LA corrupción política está ausente del debate electoral de las últimas
semanas, salvo en el caso de Murcia. Pero la excepción que supone esta
comunidad autónoma no se debe a la iniciativa de las principales fuerzas
políticas, sino a las actuaciones de la Justicia, de ahí que resulte
sorprendente que los partidos no dediquen excesiva atención a un
problema muy real en nuestro país. Si atendemos a los indicadores de
opinión pública sobre la percepción de la corrupción, los ciudadanos
comparten una extendida desconfianza hacia la honestidad de su clase
política: baste como dato que el 52% de los encuestados por el CIS en
enero de 2007 consideraba que «bastantes» o «casi todos» los políticos
están implicados en estas prácticas. Si tenemos en cuenta, además, los
numerosos escándalos que se han ido sucediendo a lo largo del período
democrático, o las evaluaciones efectuadas por algunos organismos
internacionales como el Grupo de Estados Contra la Corrupción del
Consejo de Europa, es evidente que tenemos un problema importante
aunque, al compararnos con otros países, no resulte dramático.

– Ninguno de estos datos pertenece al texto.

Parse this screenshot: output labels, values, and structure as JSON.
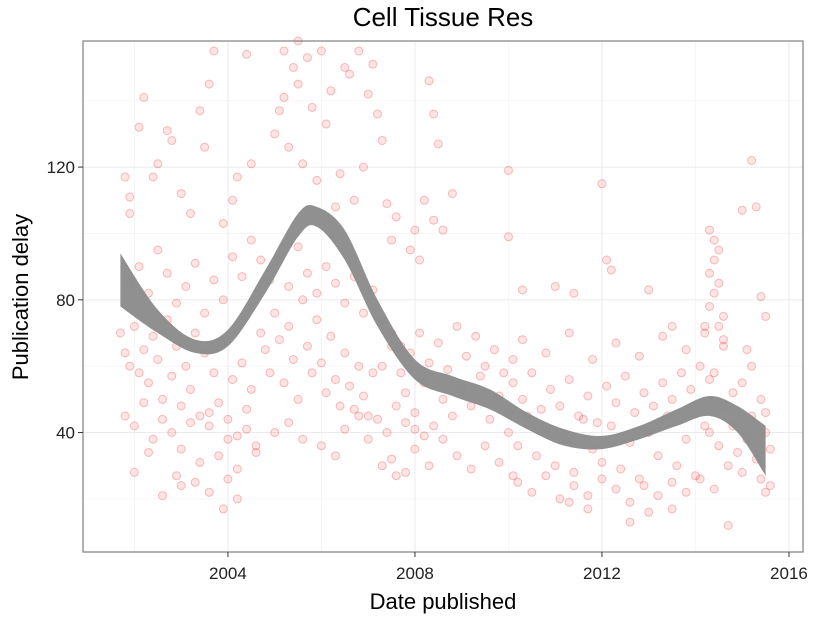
{
  "chart_data": {
    "type": "scatter",
    "title": "Cell Tissue Res",
    "xlabel": "Date published",
    "ylabel": "Publication delay",
    "xlim": [
      2000.9,
      2016.3
    ],
    "ylim": [
      4,
      158
    ],
    "x_ticks": [
      2004,
      2008,
      2012,
      2016
    ],
    "y_ticks": [
      40,
      80,
      120
    ],
    "grid": true,
    "legend": "none",
    "point_color": "#ff0000",
    "smooth_color": "#8a8a8a",
    "smooth": {
      "x": [
        2001.7,
        2002.5,
        2003.3,
        2004.0,
        2004.8,
        2005.5,
        2005.9,
        2006.5,
        2007.2,
        2008.0,
        2008.8,
        2009.6,
        2010.4,
        2011.2,
        2012.0,
        2012.8,
        2013.6,
        2014.3,
        2014.9,
        2015.5
      ],
      "lower": [
        78,
        70,
        64,
        66,
        82,
        99,
        102,
        92,
        72,
        56,
        51,
        47,
        41,
        36,
        35,
        38,
        42,
        45,
        40,
        27
      ],
      "upper": [
        94,
        77,
        68,
        71,
        89,
        106,
        108,
        101,
        80,
        62,
        57,
        53,
        46,
        41,
        39,
        42,
        47,
        51,
        48,
        42
      ]
    },
    "points": [
      [
        2001.8,
        117
      ],
      [
        2001.9,
        111
      ],
      [
        2001.9,
        106
      ],
      [
        2002.1,
        132
      ],
      [
        2002.2,
        141
      ],
      [
        2002.4,
        117
      ],
      [
        2002.5,
        121
      ],
      [
        2002.7,
        131
      ],
      [
        2002.8,
        128
      ],
      [
        2003.0,
        112
      ],
      [
        2003.2,
        106
      ],
      [
        2003.4,
        137
      ],
      [
        2003.5,
        126
      ],
      [
        2003.6,
        145
      ],
      [
        2003.7,
        155
      ],
      [
        2004.2,
        117
      ],
      [
        2004.4,
        154
      ],
      [
        2004.5,
        121
      ],
      [
        2004.1,
        110
      ],
      [
        2003.9,
        103
      ],
      [
        2002.0,
        28
      ],
      [
        2002.3,
        34
      ],
      [
        2002.6,
        21
      ],
      [
        2003.0,
        24
      ],
      [
        2003.3,
        25
      ],
      [
        2003.9,
        17
      ],
      [
        2004.2,
        20
      ],
      [
        2004.0,
        26
      ],
      [
        2003.6,
        22
      ],
      [
        2002.9,
        27
      ],
      [
        2005.0,
        159
      ],
      [
        2005.2,
        155
      ],
      [
        2005.4,
        150
      ],
      [
        2005.5,
        158
      ],
      [
        2005.7,
        153
      ],
      [
        2005.8,
        138
      ],
      [
        2005.0,
        130
      ],
      [
        2005.2,
        141
      ],
      [
        2005.5,
        145
      ],
      [
        2005.1,
        137
      ],
      [
        2005.3,
        126
      ],
      [
        2005.6,
        121
      ],
      [
        2005.9,
        116
      ],
      [
        2006.0,
        155
      ],
      [
        2006.1,
        133
      ],
      [
        2006.2,
        143
      ],
      [
        2006.4,
        118
      ],
      [
        2006.5,
        150
      ],
      [
        2006.6,
        148
      ],
      [
        2006.8,
        155
      ],
      [
        2007.0,
        142
      ],
      [
        2007.1,
        151
      ],
      [
        2007.2,
        136
      ],
      [
        2007.3,
        128
      ],
      [
        2006.9,
        120
      ],
      [
        2007.4,
        109
      ],
      [
        2007.5,
        98
      ],
      [
        2007.6,
        105
      ],
      [
        2006.7,
        110
      ],
      [
        2006.3,
        108
      ],
      [
        2005.0,
        40
      ],
      [
        2005.3,
        43
      ],
      [
        2005.6,
        38
      ],
      [
        2006.0,
        36
      ],
      [
        2006.3,
        33
      ],
      [
        2006.5,
        41
      ],
      [
        2006.8,
        45
      ],
      [
        2007.0,
        38
      ],
      [
        2007.3,
        30
      ],
      [
        2007.6,
        27
      ],
      [
        2007.8,
        43
      ],
      [
        2008.0,
        41
      ],
      [
        2008.2,
        39
      ],
      [
        2008.4,
        136
      ],
      [
        2008.5,
        127
      ],
      [
        2008.3,
        146
      ],
      [
        2008.2,
        110
      ],
      [
        2008.4,
        104
      ],
      [
        2008.6,
        101
      ],
      [
        2008.8,
        112
      ],
      [
        2008.0,
        101
      ],
      [
        2008.1,
        92
      ],
      [
        2007.9,
        95
      ],
      [
        2010.0,
        99
      ],
      [
        2010.0,
        119
      ],
      [
        2010.3,
        83
      ],
      [
        2011.0,
        84
      ],
      [
        2011.4,
        82
      ],
      [
        2012.0,
        115
      ],
      [
        2012.1,
        92
      ],
      [
        2012.2,
        89
      ],
      [
        2013.0,
        83
      ],
      [
        2013.5,
        72
      ],
      [
        2014.3,
        101
      ],
      [
        2014.4,
        98
      ],
      [
        2014.5,
        95
      ],
      [
        2014.4,
        92
      ],
      [
        2014.3,
        88
      ],
      [
        2014.5,
        85
      ],
      [
        2014.4,
        82
      ],
      [
        2014.3,
        78
      ],
      [
        2014.6,
        75
      ],
      [
        2014.5,
        72
      ],
      [
        2014.2,
        70
      ],
      [
        2014.6,
        68
      ],
      [
        2015.2,
        122
      ],
      [
        2015.0,
        107
      ],
      [
        2015.3,
        108
      ],
      [
        2015.4,
        81
      ],
      [
        2015.5,
        75
      ],
      [
        2014.7,
        12
      ],
      [
        2013.5,
        17
      ],
      [
        2012.6,
        13
      ],
      [
        2013.0,
        16
      ],
      [
        2011.7,
        17
      ],
      [
        2011.3,
        19
      ],
      [
        2015.5,
        22
      ],
      [
        2015.6,
        24
      ],
      [
        2001.7,
        70
      ],
      [
        2001.8,
        64
      ],
      [
        2001.9,
        60
      ],
      [
        2002.0,
        72
      ],
      [
        2002.1,
        58
      ],
      [
        2002.2,
        65
      ],
      [
        2002.3,
        55
      ],
      [
        2002.4,
        69
      ],
      [
        2002.5,
        62
      ],
      [
        2002.6,
        50
      ],
      [
        2002.7,
        74
      ],
      [
        2002.8,
        57
      ],
      [
        2002.9,
        66
      ],
      [
        2003.0,
        48
      ],
      [
        2003.1,
        60
      ],
      [
        2003.2,
        53
      ],
      [
        2003.3,
        70
      ],
      [
        2003.4,
        45
      ],
      [
        2003.5,
        64
      ],
      [
        2003.6,
        42
      ],
      [
        2003.7,
        58
      ],
      [
        2003.8,
        49
      ],
      [
        2003.9,
        67
      ],
      [
        2004.0,
        44
      ],
      [
        2004.1,
        56
      ],
      [
        2004.2,
        39
      ],
      [
        2004.3,
        61
      ],
      [
        2004.4,
        47
      ],
      [
        2004.5,
        53
      ],
      [
        2004.6,
        36
      ],
      [
        2001.8,
        45
      ],
      [
        2002.0,
        42
      ],
      [
        2002.2,
        49
      ],
      [
        2002.4,
        38
      ],
      [
        2002.6,
        44
      ],
      [
        2002.8,
        40
      ],
      [
        2003.0,
        35
      ],
      [
        2003.2,
        43
      ],
      [
        2003.4,
        31
      ],
      [
        2003.6,
        46
      ],
      [
        2003.8,
        33
      ],
      [
        2004.0,
        38
      ],
      [
        2004.2,
        29
      ],
      [
        2004.4,
        41
      ],
      [
        2004.6,
        34
      ],
      [
        2001.9,
        85
      ],
      [
        2002.1,
        90
      ],
      [
        2002.3,
        82
      ],
      [
        2002.5,
        95
      ],
      [
        2002.7,
        88
      ],
      [
        2002.9,
        79
      ],
      [
        2003.1,
        84
      ],
      [
        2003.3,
        91
      ],
      [
        2003.5,
        76
      ],
      [
        2003.7,
        86
      ],
      [
        2003.9,
        80
      ],
      [
        2004.1,
        93
      ],
      [
        2004.3,
        87
      ],
      [
        2004.5,
        98
      ],
      [
        2004.7,
        92
      ],
      [
        2004.7,
        70
      ],
      [
        2004.8,
        65
      ],
      [
        2004.9,
        58
      ],
      [
        2005.0,
        76
      ],
      [
        2005.1,
        68
      ],
      [
        2005.2,
        55
      ],
      [
        2005.3,
        72
      ],
      [
        2005.4,
        62
      ],
      [
        2005.5,
        50
      ],
      [
        2005.6,
        80
      ],
      [
        2005.7,
        66
      ],
      [
        2005.8,
        58
      ],
      [
        2005.9,
        74
      ],
      [
        2006.0,
        61
      ],
      [
        2006.1,
        52
      ],
      [
        2006.2,
        69
      ],
      [
        2006.3,
        56
      ],
      [
        2006.4,
        48
      ],
      [
        2006.5,
        64
      ],
      [
        2006.6,
        54
      ],
      [
        2006.7,
        47
      ],
      [
        2006.8,
        60
      ],
      [
        2006.9,
        51
      ],
      [
        2007.0,
        45
      ],
      [
        2007.1,
        58
      ],
      [
        2004.9,
        86
      ],
      [
        2005.1,
        92
      ],
      [
        2005.3,
        84
      ],
      [
        2005.5,
        96
      ],
      [
        2005.7,
        88
      ],
      [
        2005.9,
        82
      ],
      [
        2006.1,
        90
      ],
      [
        2006.3,
        85
      ],
      [
        2006.5,
        79
      ],
      [
        2006.7,
        87
      ],
      [
        2006.9,
        76
      ],
      [
        2007.1,
        83
      ],
      [
        2007.3,
        74
      ],
      [
        2007.5,
        70
      ],
      [
        2007.7,
        66
      ],
      [
        2007.2,
        44
      ],
      [
        2007.4,
        40
      ],
      [
        2007.6,
        48
      ],
      [
        2007.8,
        52
      ],
      [
        2008.0,
        46
      ],
      [
        2008.2,
        55
      ],
      [
        2008.4,
        42
      ],
      [
        2008.6,
        50
      ],
      [
        2008.8,
        45
      ],
      [
        2009.0,
        53
      ],
      [
        2009.2,
        48
      ],
      [
        2009.4,
        57
      ],
      [
        2009.6,
        44
      ],
      [
        2009.8,
        51
      ],
      [
        2010.0,
        46
      ],
      [
        2007.3,
        60
      ],
      [
        2007.5,
        66
      ],
      [
        2007.7,
        58
      ],
      [
        2007.9,
        64
      ],
      [
        2008.1,
        70
      ],
      [
        2008.3,
        61
      ],
      [
        2008.5,
        67
      ],
      [
        2008.7,
        59
      ],
      [
        2008.9,
        72
      ],
      [
        2009.1,
        63
      ],
      [
        2009.3,
        69
      ],
      [
        2009.5,
        60
      ],
      [
        2009.7,
        65
      ],
      [
        2009.9,
        58
      ],
      [
        2010.1,
        62
      ],
      [
        2007.5,
        32
      ],
      [
        2007.8,
        28
      ],
      [
        2008.0,
        35
      ],
      [
        2008.3,
        30
      ],
      [
        2008.6,
        38
      ],
      [
        2008.9,
        33
      ],
      [
        2009.2,
        29
      ],
      [
        2009.5,
        36
      ],
      [
        2009.8,
        31
      ],
      [
        2010.1,
        27
      ],
      [
        2010.0,
        40
      ],
      [
        2010.2,
        36
      ],
      [
        2010.4,
        45
      ],
      [
        2010.6,
        33
      ],
      [
        2010.8,
        41
      ],
      [
        2011.0,
        30
      ],
      [
        2011.2,
        38
      ],
      [
        2011.4,
        28
      ],
      [
        2011.6,
        44
      ],
      [
        2011.8,
        35
      ],
      [
        2012.0,
        31
      ],
      [
        2012.2,
        42
      ],
      [
        2012.4,
        29
      ],
      [
        2012.6,
        37
      ],
      [
        2012.8,
        26
      ],
      [
        2013.0,
        40
      ],
      [
        2013.2,
        33
      ],
      [
        2013.4,
        45
      ],
      [
        2013.6,
        30
      ],
      [
        2013.8,
        38
      ],
      [
        2014.0,
        27
      ],
      [
        2014.2,
        42
      ],
      [
        2010.1,
        55
      ],
      [
        2010.3,
        50
      ],
      [
        2010.5,
        58
      ],
      [
        2010.7,
        47
      ],
      [
        2010.9,
        53
      ],
      [
        2011.1,
        48
      ],
      [
        2011.3,
        56
      ],
      [
        2011.5,
        45
      ],
      [
        2011.7,
        51
      ],
      [
        2011.9,
        43
      ],
      [
        2012.1,
        54
      ],
      [
        2012.3,
        49
      ],
      [
        2012.5,
        57
      ],
      [
        2012.7,
        46
      ],
      [
        2012.9,
        52
      ],
      [
        2013.1,
        48
      ],
      [
        2013.3,
        55
      ],
      [
        2013.5,
        50
      ],
      [
        2013.7,
        58
      ],
      [
        2013.9,
        53
      ],
      [
        2014.1,
        60
      ],
      [
        2014.3,
        56
      ],
      [
        2010.2,
        25
      ],
      [
        2010.5,
        22
      ],
      [
        2010.8,
        27
      ],
      [
        2011.1,
        20
      ],
      [
        2011.4,
        24
      ],
      [
        2011.7,
        21
      ],
      [
        2012.0,
        26
      ],
      [
        2012.3,
        23
      ],
      [
        2012.6,
        19
      ],
      [
        2012.9,
        24
      ],
      [
        2013.2,
        21
      ],
      [
        2013.5,
        25
      ],
      [
        2013.8,
        22
      ],
      [
        2014.1,
        26
      ],
      [
        2014.4,
        23
      ],
      [
        2010.3,
        68
      ],
      [
        2010.8,
        64
      ],
      [
        2011.3,
        70
      ],
      [
        2011.8,
        62
      ],
      [
        2012.3,
        67
      ],
      [
        2012.8,
        63
      ],
      [
        2013.3,
        69
      ],
      [
        2013.8,
        65
      ],
      [
        2014.2,
        72
      ],
      [
        2014.6,
        66
      ],
      [
        2014.3,
        40
      ],
      [
        2014.5,
        36
      ],
      [
        2014.7,
        30
      ],
      [
        2014.8,
        42
      ],
      [
        2014.9,
        34
      ],
      [
        2015.0,
        28
      ],
      [
        2015.1,
        38
      ],
      [
        2015.2,
        45
      ],
      [
        2015.3,
        32
      ],
      [
        2015.4,
        26
      ],
      [
        2015.5,
        40
      ],
      [
        2015.6,
        35
      ],
      [
        2014.6,
        48
      ],
      [
        2014.8,
        52
      ],
      [
        2015.0,
        55
      ],
      [
        2015.2,
        60
      ],
      [
        2015.4,
        50
      ],
      [
        2015.5,
        46
      ],
      [
        2014.4,
        58
      ],
      [
        2015.1,
        65
      ]
    ]
  }
}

Pero que ocupemos el lugar 25º entre 179 países en el último Índice de
la Percepción de la Corrupción de Transparencia Internacional no debería
llevarnos a sentirnos satisfechos con el funcionamiento de nuestros
mecanismos de control y deberíamos exigir a nuestros representantes
políticos -y no sólo a ellos- una estrategia mucho más decidida de lucha
contra esta lacra. Utilizo intencionadamente esta palabra por los
significados literales que le atribuye el diccionario: secuela o señal
de una enfermedad o achaque; vicio físico o moral que marca a quien lo
tiene. Estos dos sentidos se aplican perfectamente a la corrupción
política por los efectos devastadores que tiene sobre la salud del
sistema democrático cuando no se le pone coto a tiempo. Porque implica
siempre que el poder de una autoridad determinada se pone al servicio de
intereses particulares espurios en lugar de servir al interés general.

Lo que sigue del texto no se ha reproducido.